According to http://tinyurl.com/3f32c tests have been failing (IIUC for several days if not longer) because of protected/private access violations in the test library. See the end of http://tinyurl.com/35ole for details. IMO this situation is unacceptable, and I'm looking for practical solutions. Problems with the Boost.Test affect our ability to get meaningful feedback on the state of other libraries.
If Gennadiy can't test on more compilers before checking in, and respond faster to problems introduced in its source, and if library authors genuinely find Boost.Test useful, maybe we need to move to a different model wherein the test library's own tests are run on a CVS branch of the code (?) so that Gennadiy can see and deal with his problems before they are merged into the main trunk and break everything else?

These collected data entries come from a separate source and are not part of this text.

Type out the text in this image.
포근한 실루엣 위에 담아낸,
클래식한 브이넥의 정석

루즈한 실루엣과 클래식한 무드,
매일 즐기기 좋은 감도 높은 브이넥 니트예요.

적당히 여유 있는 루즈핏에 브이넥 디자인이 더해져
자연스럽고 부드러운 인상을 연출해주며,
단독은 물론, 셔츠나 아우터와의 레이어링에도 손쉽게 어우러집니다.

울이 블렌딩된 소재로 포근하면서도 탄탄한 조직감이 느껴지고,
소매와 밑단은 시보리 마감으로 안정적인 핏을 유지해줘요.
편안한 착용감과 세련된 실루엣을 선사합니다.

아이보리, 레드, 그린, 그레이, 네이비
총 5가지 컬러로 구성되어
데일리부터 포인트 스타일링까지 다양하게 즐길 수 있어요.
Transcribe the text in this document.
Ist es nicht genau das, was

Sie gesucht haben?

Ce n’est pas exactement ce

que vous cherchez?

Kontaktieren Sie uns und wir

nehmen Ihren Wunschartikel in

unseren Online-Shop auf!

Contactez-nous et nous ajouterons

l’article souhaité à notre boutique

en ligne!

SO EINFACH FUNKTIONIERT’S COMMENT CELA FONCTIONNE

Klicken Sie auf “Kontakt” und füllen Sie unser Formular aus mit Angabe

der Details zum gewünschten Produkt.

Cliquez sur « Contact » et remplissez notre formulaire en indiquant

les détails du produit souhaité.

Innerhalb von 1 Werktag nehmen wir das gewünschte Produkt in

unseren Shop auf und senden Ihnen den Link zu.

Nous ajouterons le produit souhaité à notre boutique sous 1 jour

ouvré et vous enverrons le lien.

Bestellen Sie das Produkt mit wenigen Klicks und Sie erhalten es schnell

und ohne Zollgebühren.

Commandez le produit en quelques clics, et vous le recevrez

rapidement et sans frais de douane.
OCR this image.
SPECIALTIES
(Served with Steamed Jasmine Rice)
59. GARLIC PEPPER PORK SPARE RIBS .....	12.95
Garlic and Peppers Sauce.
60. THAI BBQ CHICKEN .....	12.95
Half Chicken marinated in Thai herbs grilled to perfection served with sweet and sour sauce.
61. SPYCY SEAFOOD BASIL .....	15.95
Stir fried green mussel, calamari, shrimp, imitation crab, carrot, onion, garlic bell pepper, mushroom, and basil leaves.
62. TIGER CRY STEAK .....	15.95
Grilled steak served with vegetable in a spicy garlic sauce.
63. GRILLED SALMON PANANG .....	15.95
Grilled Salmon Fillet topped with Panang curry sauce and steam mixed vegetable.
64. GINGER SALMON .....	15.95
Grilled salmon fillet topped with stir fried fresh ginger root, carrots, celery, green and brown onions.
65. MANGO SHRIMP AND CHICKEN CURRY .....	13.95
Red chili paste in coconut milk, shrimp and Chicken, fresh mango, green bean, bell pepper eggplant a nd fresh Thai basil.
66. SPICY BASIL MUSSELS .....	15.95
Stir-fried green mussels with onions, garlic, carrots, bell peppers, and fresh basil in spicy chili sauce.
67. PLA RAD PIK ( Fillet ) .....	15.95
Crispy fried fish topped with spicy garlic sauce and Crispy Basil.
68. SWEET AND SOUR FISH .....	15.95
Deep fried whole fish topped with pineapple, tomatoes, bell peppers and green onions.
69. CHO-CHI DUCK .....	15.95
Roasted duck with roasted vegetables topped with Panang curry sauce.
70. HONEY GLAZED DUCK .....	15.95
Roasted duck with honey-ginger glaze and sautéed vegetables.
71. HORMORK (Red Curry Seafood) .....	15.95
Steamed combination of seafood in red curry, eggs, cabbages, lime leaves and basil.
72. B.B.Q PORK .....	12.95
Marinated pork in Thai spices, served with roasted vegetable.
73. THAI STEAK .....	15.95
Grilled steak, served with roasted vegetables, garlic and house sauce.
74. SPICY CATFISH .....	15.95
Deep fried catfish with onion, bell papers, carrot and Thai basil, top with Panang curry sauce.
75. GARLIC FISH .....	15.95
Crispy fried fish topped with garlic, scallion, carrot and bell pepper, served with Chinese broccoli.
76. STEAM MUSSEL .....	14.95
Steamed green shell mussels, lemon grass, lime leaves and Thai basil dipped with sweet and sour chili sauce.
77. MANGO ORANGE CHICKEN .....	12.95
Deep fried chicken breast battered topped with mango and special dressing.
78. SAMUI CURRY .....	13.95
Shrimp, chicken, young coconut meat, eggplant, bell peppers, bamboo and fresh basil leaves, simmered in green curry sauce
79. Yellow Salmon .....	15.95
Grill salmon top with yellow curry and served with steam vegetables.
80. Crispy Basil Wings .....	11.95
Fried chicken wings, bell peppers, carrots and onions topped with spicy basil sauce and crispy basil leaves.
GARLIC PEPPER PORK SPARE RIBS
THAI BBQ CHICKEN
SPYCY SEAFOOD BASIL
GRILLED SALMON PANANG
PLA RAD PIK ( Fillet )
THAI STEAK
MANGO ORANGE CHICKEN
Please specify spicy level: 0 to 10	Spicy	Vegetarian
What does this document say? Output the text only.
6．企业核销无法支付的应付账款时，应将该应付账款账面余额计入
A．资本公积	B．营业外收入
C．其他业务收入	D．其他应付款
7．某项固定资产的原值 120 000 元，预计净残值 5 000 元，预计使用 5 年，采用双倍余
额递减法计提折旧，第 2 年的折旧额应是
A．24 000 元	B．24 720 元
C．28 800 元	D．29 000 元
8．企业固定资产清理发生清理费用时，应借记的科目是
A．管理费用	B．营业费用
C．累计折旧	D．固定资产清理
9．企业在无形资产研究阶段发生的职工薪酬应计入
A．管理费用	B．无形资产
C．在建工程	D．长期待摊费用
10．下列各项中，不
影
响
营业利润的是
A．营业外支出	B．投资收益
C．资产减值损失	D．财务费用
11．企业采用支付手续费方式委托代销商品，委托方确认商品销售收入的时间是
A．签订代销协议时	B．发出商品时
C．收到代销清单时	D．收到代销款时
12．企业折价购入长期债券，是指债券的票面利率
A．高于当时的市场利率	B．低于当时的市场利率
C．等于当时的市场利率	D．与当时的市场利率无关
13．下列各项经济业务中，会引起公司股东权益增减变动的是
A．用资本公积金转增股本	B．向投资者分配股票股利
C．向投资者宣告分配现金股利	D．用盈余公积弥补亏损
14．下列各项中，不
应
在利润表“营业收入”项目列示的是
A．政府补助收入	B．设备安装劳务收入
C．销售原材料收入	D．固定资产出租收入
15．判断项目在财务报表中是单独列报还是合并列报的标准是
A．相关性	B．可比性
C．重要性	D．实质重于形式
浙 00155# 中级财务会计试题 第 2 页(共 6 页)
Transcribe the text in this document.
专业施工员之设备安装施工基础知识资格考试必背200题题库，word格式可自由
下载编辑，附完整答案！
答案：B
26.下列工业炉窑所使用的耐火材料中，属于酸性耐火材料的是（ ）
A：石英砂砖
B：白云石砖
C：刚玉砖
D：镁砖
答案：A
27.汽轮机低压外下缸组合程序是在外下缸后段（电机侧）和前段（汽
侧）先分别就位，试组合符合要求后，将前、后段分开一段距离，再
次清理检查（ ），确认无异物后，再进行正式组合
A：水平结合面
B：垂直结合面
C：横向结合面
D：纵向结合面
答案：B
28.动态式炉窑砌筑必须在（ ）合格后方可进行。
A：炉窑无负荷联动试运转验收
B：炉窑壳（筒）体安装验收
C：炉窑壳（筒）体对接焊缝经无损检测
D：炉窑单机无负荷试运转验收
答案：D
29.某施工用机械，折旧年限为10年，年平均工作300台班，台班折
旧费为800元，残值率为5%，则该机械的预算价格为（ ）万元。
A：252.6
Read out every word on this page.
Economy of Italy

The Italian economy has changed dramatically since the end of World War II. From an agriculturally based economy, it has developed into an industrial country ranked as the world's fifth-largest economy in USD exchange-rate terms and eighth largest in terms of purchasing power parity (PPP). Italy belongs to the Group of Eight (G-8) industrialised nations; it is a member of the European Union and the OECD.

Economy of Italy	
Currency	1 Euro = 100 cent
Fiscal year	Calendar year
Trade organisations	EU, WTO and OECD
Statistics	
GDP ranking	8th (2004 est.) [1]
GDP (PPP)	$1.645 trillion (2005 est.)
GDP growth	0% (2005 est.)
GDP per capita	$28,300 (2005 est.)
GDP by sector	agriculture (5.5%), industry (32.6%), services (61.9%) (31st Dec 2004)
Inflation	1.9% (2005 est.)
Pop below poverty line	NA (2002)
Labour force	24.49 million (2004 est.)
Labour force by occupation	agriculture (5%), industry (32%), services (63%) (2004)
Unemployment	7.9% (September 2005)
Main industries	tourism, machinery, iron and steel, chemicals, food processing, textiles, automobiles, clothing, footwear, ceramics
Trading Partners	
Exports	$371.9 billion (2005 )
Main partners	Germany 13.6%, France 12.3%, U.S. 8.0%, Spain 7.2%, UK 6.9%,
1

I do test on as much compilers I have accessible. In this particular case It was working on all compilers but Borland. I posted request for workaround while ago. Still no response. I had to test other configuration and I committed it. Actually I was surprised that so many compilers had an issue with completely innocent using declaration. Anyway I think it should be fixed as of last night. I found some hack that should work on complaining compilers. I will see the results of regression test today. As for creating separate brunch for Boost.Test development, I do not really mind. But I believe it will create an extra headache for regression testers (and me). Essentially we will need to have two copies of development tree. And run Boost.Test unit test in a separate tree. I will need to keep moving files back and forth 2 branches. Also I wonder how it will interact with release procedure. You may noticed that I am trying to introduce modification in Boost.Test in "packages", meaning I do not d code modifications all the time. I am not sure that several days of "no regression test on some compilers", worth all that trouble. Especially since all the developers could always rollback Boost.Test modification locally for development testing. Regards, Gennadiy.